- cross-posted to:
- meta
- cross-posted to:
- meta
One of the things that the recent addition of the Feeds feature highlighted was how many cross-posts / duplicate posts there are. When you display posts from linux@lemmy.world, linux@programming.dev, linux@lemmy.ml, etc all the cross-posts make it get repetitive, really fast. The same thing happens on the home feed too although it’s a bit less obvious because there’s a wider range of subjects involved.
Except now, it doesn’t, because PieFed de-duplicates your feed! And your home page, and your topics. Attached to this post is a screenshot showing how it works out - an article posted to 7 different places is only shown once despite me having joined most of those communities.
We’re still figuring out whether it’s a good idea to merge all the comments from all the cross-posts into one page and how to do that in a way that respects the different culture/rules in the communities that the posts were made in. It’s a tricky UX and social question.
I’ve held off on adding a cross-post function to PieFed until now but it’ll be added soon.
Ragrding merging comments, I think it’s best to keep it as it is - let the user choose which thread they are in and which comment section they participate in. :)

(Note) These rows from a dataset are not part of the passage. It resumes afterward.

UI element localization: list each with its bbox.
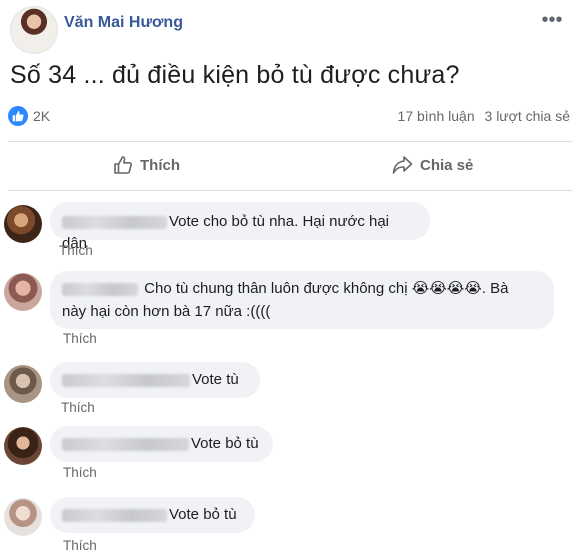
comment-count[interactable]: 17 bình luận	[398, 108, 475, 124]
commenter-name-blurred[interactable]	[62, 373, 190, 387]
share-count[interactable]: 3 lượt chia sẻ	[485, 108, 570, 124]
share-icon	[392, 156, 413, 174]
author-name[interactable]: Văn Mai Hương	[64, 14, 183, 32]
post-stats: 2K 17 bình luận 3 lượt chia sẻ	[8, 106, 572, 128]
comment-bubble: Vote tù	[50, 362, 260, 398]
comment-text: Vote tù	[192, 371, 239, 388]
commenter-avatar[interactable]	[4, 273, 42, 311]
commenter-avatar[interactable]	[4, 427, 42, 465]
comment-like-link[interactable]: Thích	[63, 331, 97, 346]
commenter-avatar[interactable]	[4, 498, 42, 536]
post-text: Số 34 ... đủ điều kiện bỏ tù được chưa?	[10, 61, 460, 89]
comment-bubble: Vote bỏ tù	[50, 497, 255, 533]
like-reaction-icon[interactable]	[8, 106, 28, 126]
comment-like-link[interactable]: Thích	[63, 538, 97, 553]
divider	[8, 141, 572, 142]
commenter-avatar[interactable]	[4, 365, 42, 403]
comment-text-line2: này hại còn hơn bà 17 nữa :((((	[62, 303, 271, 320]
author-avatar[interactable]	[10, 6, 58, 54]
comment-like-link[interactable]: Thích	[63, 465, 97, 480]
commenter-name-blurred[interactable]	[62, 437, 189, 451]
comment-like-link[interactable]: Thích	[59, 243, 93, 258]
commenter-name-blurred[interactable]	[62, 282, 138, 296]
comment-text-line1: Cho tù chung thân luôn được không chị 😭😭…	[144, 280, 509, 297]
comment-bubble: Vote bỏ tù	[50, 426, 273, 462]
comment-bubble: Cho tù chung thân luôn được không chị 😭😭…	[50, 271, 554, 329]
comment-bubble: Vote cho bỏ tù nha. Hại nước hại dân	[50, 202, 430, 252]
post-header: Văn Mai Hương •••	[10, 6, 570, 54]
share-button-label: Chia sẻ	[420, 156, 474, 174]
more-options-icon[interactable]: •••	[540, 8, 564, 32]
like-button-label: Thích	[140, 156, 180, 174]
comment-text: Vote bỏ tù	[191, 435, 259, 452]
commenter-avatar[interactable]	[4, 205, 42, 243]
stats-right: 17 bình luận 3 lượt chia sẻ	[392, 108, 570, 124]
comment-text: Vote bỏ tù	[169, 506, 237, 523]
share-button[interactable]: Chia sẻ	[392, 151, 473, 179]
divider	[8, 190, 572, 191]
comment-like-link[interactable]: Thích	[61, 400, 95, 415]
reaction-count[interactable]: 2K	[33, 108, 50, 124]
commenter-name-blurred[interactable]	[62, 215, 167, 229]
like-button[interactable]: Thích	[113, 151, 180, 179]
commenter-name-blurred[interactable]	[62, 508, 167, 522]
thumbs-up-icon	[114, 156, 132, 174]
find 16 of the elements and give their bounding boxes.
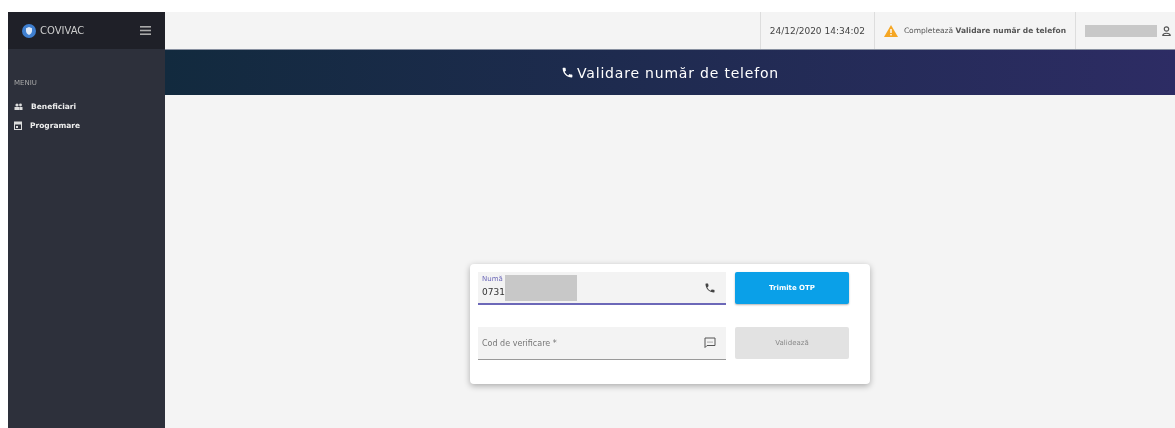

Same - I often click through the cross-post menu to read all the comments for a thread, but combining them would be problematic.
Unless they were sequentially after one another, but then you’d still want a cross-post type of menu to jump to one, and once there to jump to the next… and so on. Meh, it could be done, but it’s not really a priority for me compared to other things.
more importantly: different communites, different rules. If i want serious discussion on a topic, i can visit the community that enforces serious discussion. if i want some fun with it and see memes and shitpost comments to that topic, i go to the other community.
but i can not have a serious discussion post if it is enriched with memes from an other community.
i LOVE getting an overview of cross-posts. this allows me to learn about other communities, how active they are and how important or wide-spread a topic might be.